If your budgie is pecking you often, it may not be that he's temperamental or angry. He's probably just trying to defend himself, unaware that you have the best of intentions. Budgies rarely attack unprovoked, and there are several reasons your pet might be agitated enough to bite.
Budgies can become highly territorial, biting and nipping at anyone who dares encroach on their cages or play areas. They may also be possessive, guarding a toy or object of interest by pecking at prying fingers. Birds can become especially territorial if they are cage-bound, or left inside their cages for too long with little interaction. So make sure your budgie spends plenty of time with you outside his cage.
Defensiveness and Fear
Budgies also tend to bite out of fear. If a budgie is cornered, held too tightly, poked at or teased, he will peck in response. To avoid getting pecked for this reason, make sure you gain your budgie's trust before trying to handle him. If you start trying to pick your budgie up or hand-train him before he's come to see you as a flock mate, he might see you as a threat and start to peck.

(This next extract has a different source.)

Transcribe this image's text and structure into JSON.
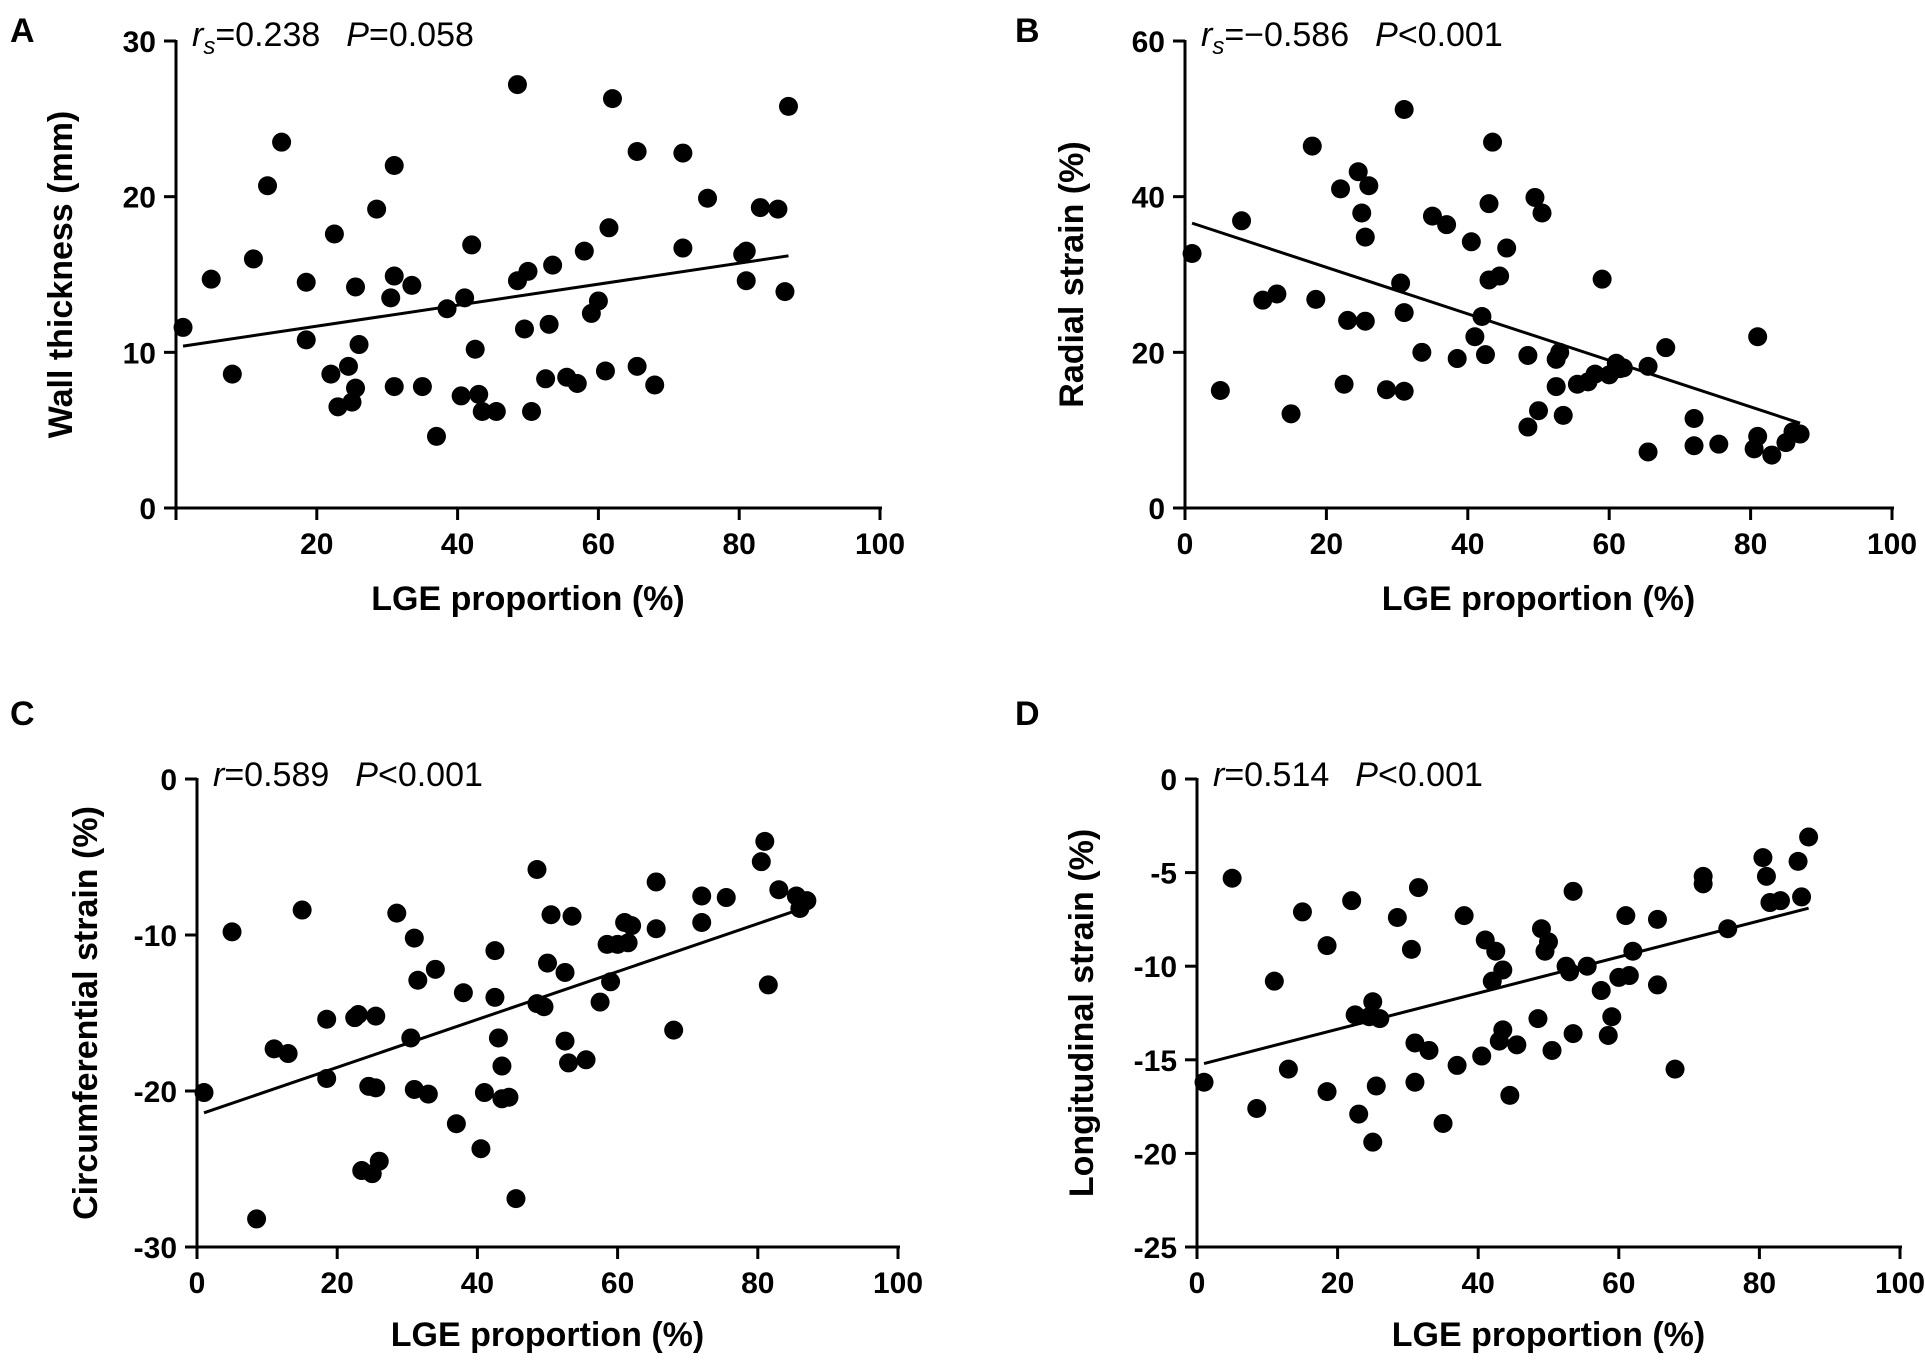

Budgies who don't spend much time with people will be especially frightened by human attempts to interact. For instance, if you have more than one budgie and they spend all their time together, they might get so used to each other that they come to fear you. When this is the case, budgies may try to peck you away whenever you handle them, even after months of ownership. To avoid this problem, spend one-on-one time training each bird separately before joining them in one cage.
If you're handling your budgie too much, he might get annoyed and peck you. This can happen if you overtrain a parakeet and start to fatigue him. Forcing your budgie to climb onto your finger too many times in a row, holding a budgie in your hand until his patience runs out, or chasing after a budgie that has flown away from you can all get you pecked. While it's good to spend time with your budgie, give him some space when he starts to get cranky.